L’Hôtel de Ville de Fribourg

Frédérik Kondratowicz a vite mis en chantier son site internet, l’a paré de quelques mots-clés (épanouissement, générosité, goût, tout un programme), puis il est retourné dare-dare à sa cuisine.

Parce que, depuis le 3 mai, date d’ouverture de l’Hôtel-de-Ville, ex-Union, son café-resto popu, même un peu plus, ne désemplit pas. FK peut miser sur son nom, car on se souvient encore de lui, du temps où il enchantait la belle clientèle du Zaehringen, l’adresse chicosse dominant le quartier de l’Auge, quelques centaines de mètres plus bas. C’était hier.

Dans l’ancien repaire de Corpatôôôô, peintre-charcutier, on change de registre. Le patron court et resplendit, le personnel de salle tergiverse et sourit, de l’étroit et vertigineux balcon suspendu au-dessus du vide, on savoure et le paysage et les frasques délicieuses d’un cuisinier en pleine effervescence. Une belle aventure commence.

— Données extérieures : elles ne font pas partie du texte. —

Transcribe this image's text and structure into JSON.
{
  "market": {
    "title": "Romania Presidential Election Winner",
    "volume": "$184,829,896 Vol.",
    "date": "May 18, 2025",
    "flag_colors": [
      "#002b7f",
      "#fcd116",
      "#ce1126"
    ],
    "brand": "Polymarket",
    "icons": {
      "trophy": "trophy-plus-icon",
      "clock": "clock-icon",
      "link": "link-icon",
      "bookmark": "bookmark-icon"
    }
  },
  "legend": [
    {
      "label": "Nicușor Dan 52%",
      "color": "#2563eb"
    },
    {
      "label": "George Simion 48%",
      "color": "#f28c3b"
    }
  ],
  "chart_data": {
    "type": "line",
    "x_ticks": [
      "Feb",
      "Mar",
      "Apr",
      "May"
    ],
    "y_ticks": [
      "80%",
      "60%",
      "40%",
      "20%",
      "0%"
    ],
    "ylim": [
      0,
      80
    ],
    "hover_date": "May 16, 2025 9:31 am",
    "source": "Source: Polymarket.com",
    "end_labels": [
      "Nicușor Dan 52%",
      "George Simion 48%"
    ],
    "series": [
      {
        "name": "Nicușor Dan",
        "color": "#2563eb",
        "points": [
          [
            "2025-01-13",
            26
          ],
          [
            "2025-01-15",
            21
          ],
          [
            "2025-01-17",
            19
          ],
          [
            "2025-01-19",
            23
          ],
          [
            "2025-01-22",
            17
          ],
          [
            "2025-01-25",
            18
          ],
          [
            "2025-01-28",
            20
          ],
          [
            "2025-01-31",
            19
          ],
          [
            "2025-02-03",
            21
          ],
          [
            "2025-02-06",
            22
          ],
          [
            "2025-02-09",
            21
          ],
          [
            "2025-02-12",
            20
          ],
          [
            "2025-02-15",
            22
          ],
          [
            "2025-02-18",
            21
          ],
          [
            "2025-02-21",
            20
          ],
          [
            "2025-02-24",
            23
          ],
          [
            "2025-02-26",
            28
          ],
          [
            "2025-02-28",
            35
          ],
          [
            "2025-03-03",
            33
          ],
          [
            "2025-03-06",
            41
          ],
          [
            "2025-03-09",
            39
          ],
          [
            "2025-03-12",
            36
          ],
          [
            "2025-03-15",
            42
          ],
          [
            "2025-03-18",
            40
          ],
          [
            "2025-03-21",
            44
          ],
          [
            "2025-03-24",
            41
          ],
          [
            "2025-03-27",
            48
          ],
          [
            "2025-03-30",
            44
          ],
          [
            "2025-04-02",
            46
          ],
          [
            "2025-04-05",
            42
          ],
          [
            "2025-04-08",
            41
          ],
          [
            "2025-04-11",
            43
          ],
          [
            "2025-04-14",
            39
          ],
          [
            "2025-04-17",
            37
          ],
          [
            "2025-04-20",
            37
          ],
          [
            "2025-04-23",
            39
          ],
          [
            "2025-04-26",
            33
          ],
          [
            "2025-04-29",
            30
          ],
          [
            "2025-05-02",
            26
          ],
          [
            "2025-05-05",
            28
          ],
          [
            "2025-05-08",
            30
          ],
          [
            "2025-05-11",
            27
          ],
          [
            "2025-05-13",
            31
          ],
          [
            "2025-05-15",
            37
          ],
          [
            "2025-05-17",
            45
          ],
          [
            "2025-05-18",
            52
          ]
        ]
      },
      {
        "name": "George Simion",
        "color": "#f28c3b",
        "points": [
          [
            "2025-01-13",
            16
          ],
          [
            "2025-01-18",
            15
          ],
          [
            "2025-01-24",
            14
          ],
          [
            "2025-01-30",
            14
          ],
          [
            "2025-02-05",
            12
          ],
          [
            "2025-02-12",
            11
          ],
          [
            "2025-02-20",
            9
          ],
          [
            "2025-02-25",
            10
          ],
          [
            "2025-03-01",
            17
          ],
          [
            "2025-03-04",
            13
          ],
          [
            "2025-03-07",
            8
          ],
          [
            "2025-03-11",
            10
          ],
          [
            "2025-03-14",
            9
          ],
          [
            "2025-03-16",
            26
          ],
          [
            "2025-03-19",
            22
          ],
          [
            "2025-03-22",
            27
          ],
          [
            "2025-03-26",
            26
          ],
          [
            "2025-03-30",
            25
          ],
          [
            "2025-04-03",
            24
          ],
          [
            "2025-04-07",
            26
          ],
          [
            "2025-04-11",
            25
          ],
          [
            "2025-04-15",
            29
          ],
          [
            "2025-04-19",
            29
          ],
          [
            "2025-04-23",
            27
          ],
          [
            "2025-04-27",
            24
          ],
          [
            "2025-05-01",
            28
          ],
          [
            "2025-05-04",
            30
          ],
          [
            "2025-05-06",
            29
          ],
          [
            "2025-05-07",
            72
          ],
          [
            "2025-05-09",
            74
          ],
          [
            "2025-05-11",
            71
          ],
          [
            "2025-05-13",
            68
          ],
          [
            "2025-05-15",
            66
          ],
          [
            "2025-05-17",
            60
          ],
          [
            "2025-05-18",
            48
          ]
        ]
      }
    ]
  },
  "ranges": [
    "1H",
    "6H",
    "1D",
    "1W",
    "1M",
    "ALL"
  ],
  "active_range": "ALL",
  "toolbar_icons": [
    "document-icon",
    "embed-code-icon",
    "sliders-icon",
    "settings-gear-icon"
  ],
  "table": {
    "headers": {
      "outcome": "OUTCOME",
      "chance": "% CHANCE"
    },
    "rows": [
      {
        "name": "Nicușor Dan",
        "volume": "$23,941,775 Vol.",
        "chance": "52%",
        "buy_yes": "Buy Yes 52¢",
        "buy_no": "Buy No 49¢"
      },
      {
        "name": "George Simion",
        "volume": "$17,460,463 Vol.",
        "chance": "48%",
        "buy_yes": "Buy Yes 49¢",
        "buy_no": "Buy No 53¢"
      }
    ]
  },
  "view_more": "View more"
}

Il avait dit pouce, mollo, on va faire bistro, enfin, un peu mieux. Certains l’ont cru. Mais lui? Il a fait fourmi. Contrairement à la cigale de la fable, il a dansé tout l’été et se trouve repourvu quand l’hiver est revenu. Son imagination, sa ferveur créatrice, sa curiosité débridée ont pris le dessus. Il s’est remis à lancer des plats décalés, à plonger dans les essais les plus barbares pour en tirer des compositions plus assorties qu’on aurait pu le croire de prime abord, il a laissé parler sa fougue et son enthousiasme, et les mots, bien sûr, qu’il associe aux mets avec la décomplexion d’un analphabète, ce qu’il n’est surtout pas. Il en jongle avec une virtuosité et une jubilation évidentes.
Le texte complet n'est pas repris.